The statement further read that although those incident were not willful, the agency was in fact required to report them to both the congress and the FISA court.
Which the NSA did.
Moreover, the official statement said, that the FISA court issued two extensions of the government’s renewal application.
This was done in order to receive more information from the government about the issue identified by the NSA and the government’s scheme/strategy on how to solve the problem.
In The End
The authorization given to the NSA by the FISA court is now about to expire.

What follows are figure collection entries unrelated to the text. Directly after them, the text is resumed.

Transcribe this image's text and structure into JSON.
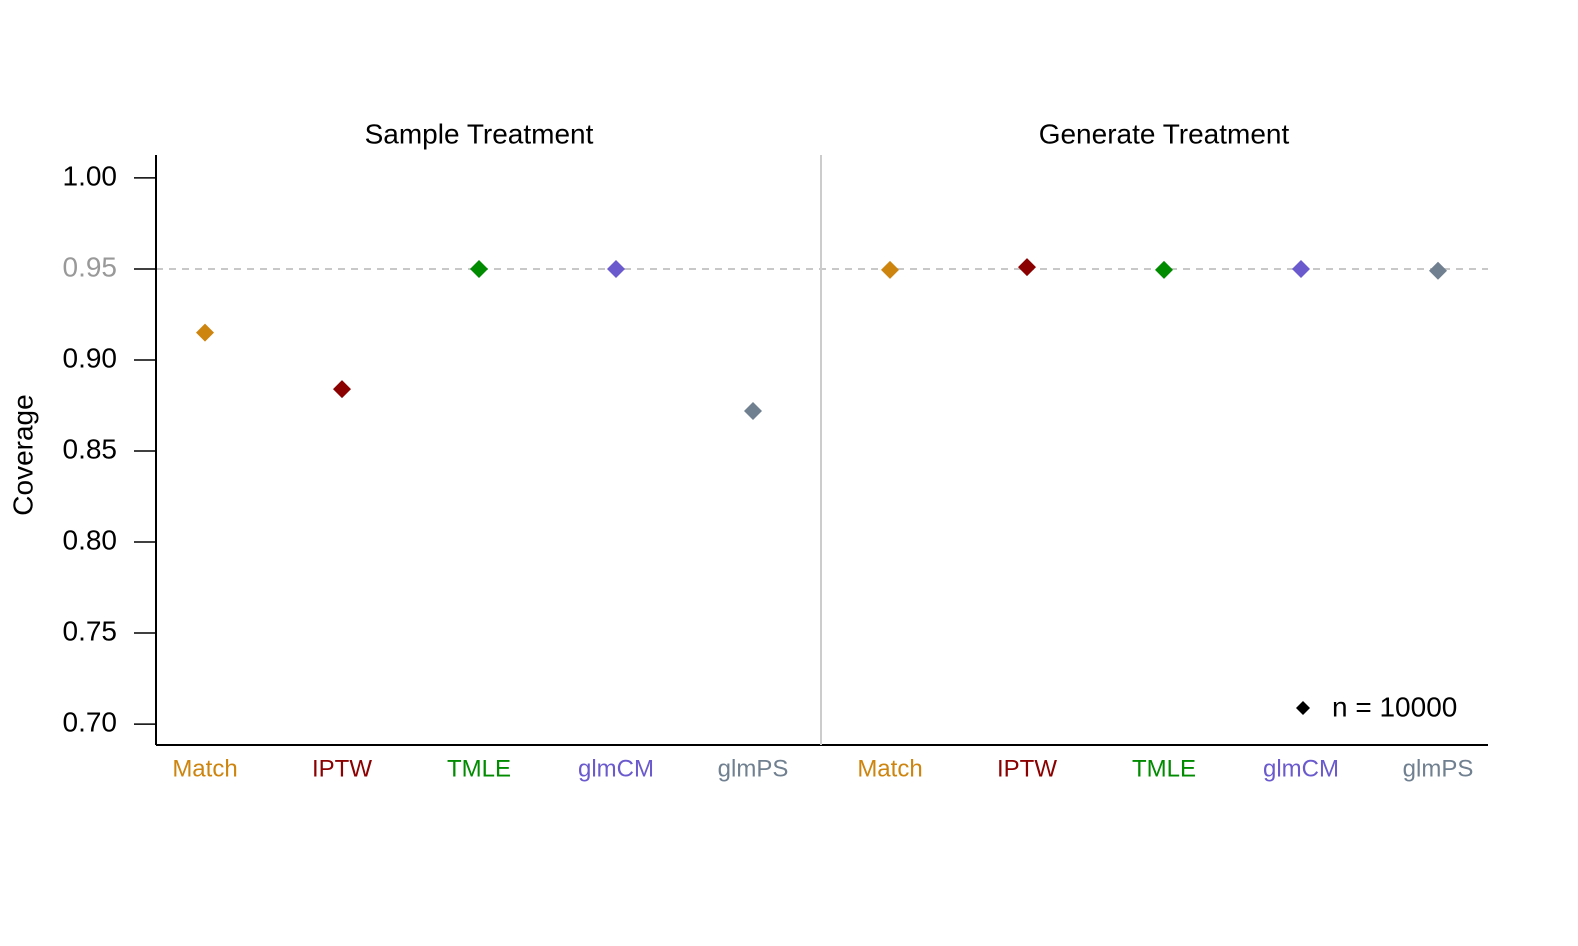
{
  "chart_data": {
    "type": "dot",
    "y_label": "Coverage",
    "ylim": [
      0.6885,
      1.0126
    ],
    "yticks": [
      {
        "value": 0.7,
        "label": "0.70"
      },
      0.75,
      {
        "value": 0.8,
        "label": "0.80"
      },
      0.85,
      {
        "value": 0.9,
        "label": "0.90"
      },
      0.95,
      {
        "value": 1.0,
        "label": "1.00"
      }
    ],
    "reference_line": 0.95,
    "categories": [
      "Match",
      "IPTW",
      "TMLE",
      "glmCM",
      "glmPS"
    ],
    "colors": [
      "#cd850f",
      "#8b0000",
      "#008b00",
      "#6a5acd",
      "#708090"
    ],
    "panels": [
      {
        "title": "Sample Treatment",
        "values": [
          0.915,
          0.884,
          0.95,
          0.95,
          0.872
        ]
      },
      {
        "title": "Generate Treatment",
        "values": [
          0.9495,
          0.951,
          0.9495,
          0.95,
          0.949
        ]
      }
    ],
    "legend": {
      "name": "n = 10000",
      "color": "#000000",
      "position": "lower right"
    }
  }
}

And the NSA has just admitted that the reported problems did not get resolved.
At least not to the level anyone expected.
And hence the NSA is now dropping those “about” messages we talked about before.
That also means, the agency will no longer collect those type of messages that involved American citizens’ online message traffic.
This could also mean lots of other things.
For one, the NSA will have to deal with the fact that now some information might get lost.
Information such as any direct communication between identified intelligence targets.
As mentioned before, this will happen because of the limits that have been put on the National Security Agency’s modern interception technologies.
The NSA Wants To Come Clean
The NSA certainly doesn’t want to hide anything.
Anything it deems as not detrimental to its objectives that is.
Why do we say that?
Because the NSA recently reported that the agency was unable to absolutely eliminate the problem of the collection about message communications from its programs such as the upstream 702 collection program.
Why was it unable to do that?
Because of the limits of existing interception technology.
The NSA said that it couldn’t eliminate the aforementioned problems without letting some of the relevant direct communications to and/or from identified foreign targeted individual intelligence targets, slip by.
The NSA statement also said that the same limitation on its interception technology still remains today as well.
Nevertheless, the agency said, the NSA acknowledges that considering the factors noted before, the new changes do indeed represent a responsible and careful approach.
And that is the need of the hour as well.